The FRBRization display for a work is a sensible one. Who knew that Gaston Laroux's Fantome de l'Opera was available in Thai? Nice to see that I could follow the edition into WorldCat to see that Cornell owns it.

I did come across many examples of works that should have been identified as the same but were not for a single author -- H. P. Lovecraft. When I had the same experience in LibraryThing some months ago, I spent some time cleaning up the work relationships. I wonder why his works are difficult to identify and combine programmatically?

How do I combine browse types? I'm looking for books set in England that feature ghosts. There's an advanced search but no advanced browse.

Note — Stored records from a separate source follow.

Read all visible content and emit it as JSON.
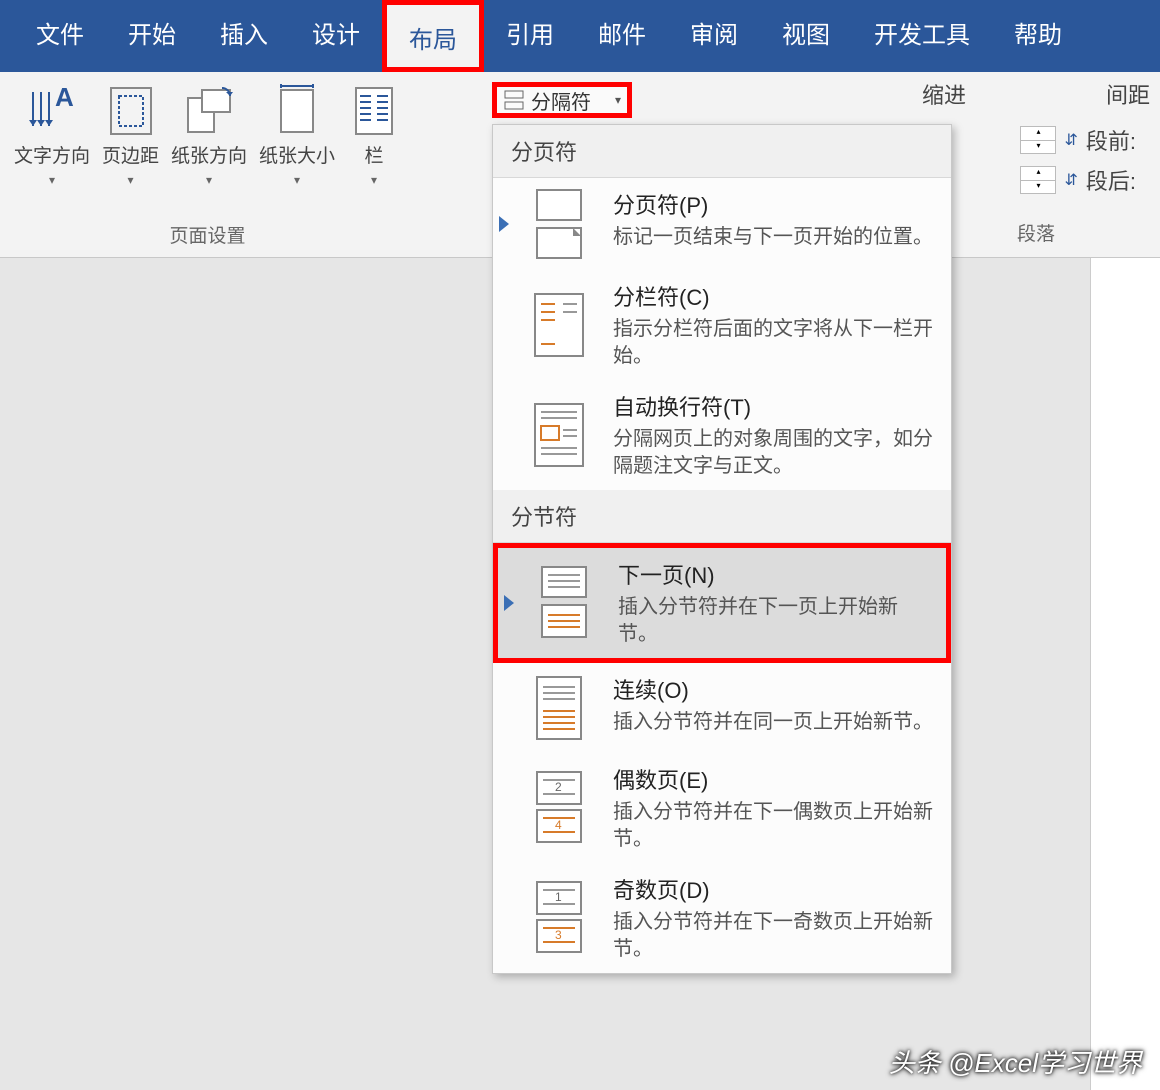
{
  "tabs": {
    "file": "文件",
    "home": "开始",
    "insert": "插入",
    "design": "设计",
    "layout": "布局",
    "references": "引用",
    "mailings": "邮件",
    "review": "审阅",
    "view": "视图",
    "devtools": "开发工具",
    "help": "帮助"
  },
  "page_setup": {
    "text_direction": "文字方向",
    "margins": "页边距",
    "orientation": "纸张方向",
    "size": "纸张大小",
    "columns": "栏",
    "group_name": "页面设置",
    "breaks": "分隔符"
  },
  "indent": {
    "header": "缩进"
  },
  "spacing": {
    "header": "间距",
    "before": "段前:",
    "after": "段后:",
    "group_name": "段落"
  },
  "breaks_menu": {
    "section1": "分页符",
    "page": {
      "title": "分页符(P)",
      "desc": "标记一页结束与下一页开始的位置。"
    },
    "column": {
      "title": "分栏符(C)",
      "desc": "指示分栏符后面的文字将从下一栏开始。"
    },
    "wrap": {
      "title": "自动换行符(T)",
      "desc": "分隔网页上的对象周围的文字，如分隔题注文字与正文。"
    },
    "section2": "分节符",
    "next": {
      "title": "下一页(N)",
      "desc": "插入分节符并在下一页上开始新节。"
    },
    "cont": {
      "title": "连续(O)",
      "desc": "插入分节符并在同一页上开始新节。"
    },
    "even": {
      "title": "偶数页(E)",
      "desc": "插入分节符并在下一偶数页上开始新节。"
    },
    "odd": {
      "title": "奇数页(D)",
      "desc": "插入分节符并在下一奇数页上开始新节。"
    }
  },
  "watermark": "头条 @Excel学习世界"
}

Maybe something like at Amazon, where one can narrow within facets: jewelery --> rings --> gold --> emerald.

I don't want this to sound like a rant, because it isn't. I think this is a really promising prototype, both as a FRBR experiment and as a subject browse environment. The fact that you can generate the browse lists at all is exciting.

current issue of D-Lib

The December issue of D-Lib has two articles in particular that I found very worth my time.

The first is David Bearman's review of Jean-Noël Jeanneney's Google and the Myth of Universal Knowledge: A View from Europe. I've known David almost twenty years and I always find his issue pieces thoughtful.

The second is a very interesting article on the proposed draft audit checklist for repositories and OAIS. The Audit Checklist is still a draft after maybe 2 years. The outcome presented in this article that even after annotating the checklist for use in an NDIIPP project, there were still issues in scoring the results and interpreting them.

We began this process by annotating the Audit Checklist and enlisting our team members to gauge their software installation experiences against it. Currently we are concluding a series of meetings to reach a consensus on the interpretation of checklist items. Using a test example scenario, we also experimented with applying an existing scoring instrument to the annotated Audit Checklist. This was an exercise that clarified the need for a more meticulous refinement of our annotated Audit Checklist, one that should be undertaken with the developers of the common repository software applications. Our experience thus far suggests that the application of 'weights' to the Audit Checklist items, specifically according to an institution's own needs and priorities, may also provide a framework for guiding a reiterative self-assessment process of an institution's repository services. Aside from this, as more institutions explore the possibility of providing trustworthy digital repository services, the evaluation of repository software applications increasingly will necessitate a more extensive, community-based expression of technical functional specifications needed to support the requirements of Trusted Digital Repositories. With an ever increasing array of potential software tools, services, and infrastructure configurations, the time is ripe for an evaluative approach to repository software that considers the array of items found in the Audit Checklist.
Array is right. The checklist has 86 items and four possible scores for each. This instrument is challenging to use and exceptionally experienced and well-qualified people still have issues in agreeing how to score it. Such a tool is definitely needed -- why is it so hard to design one?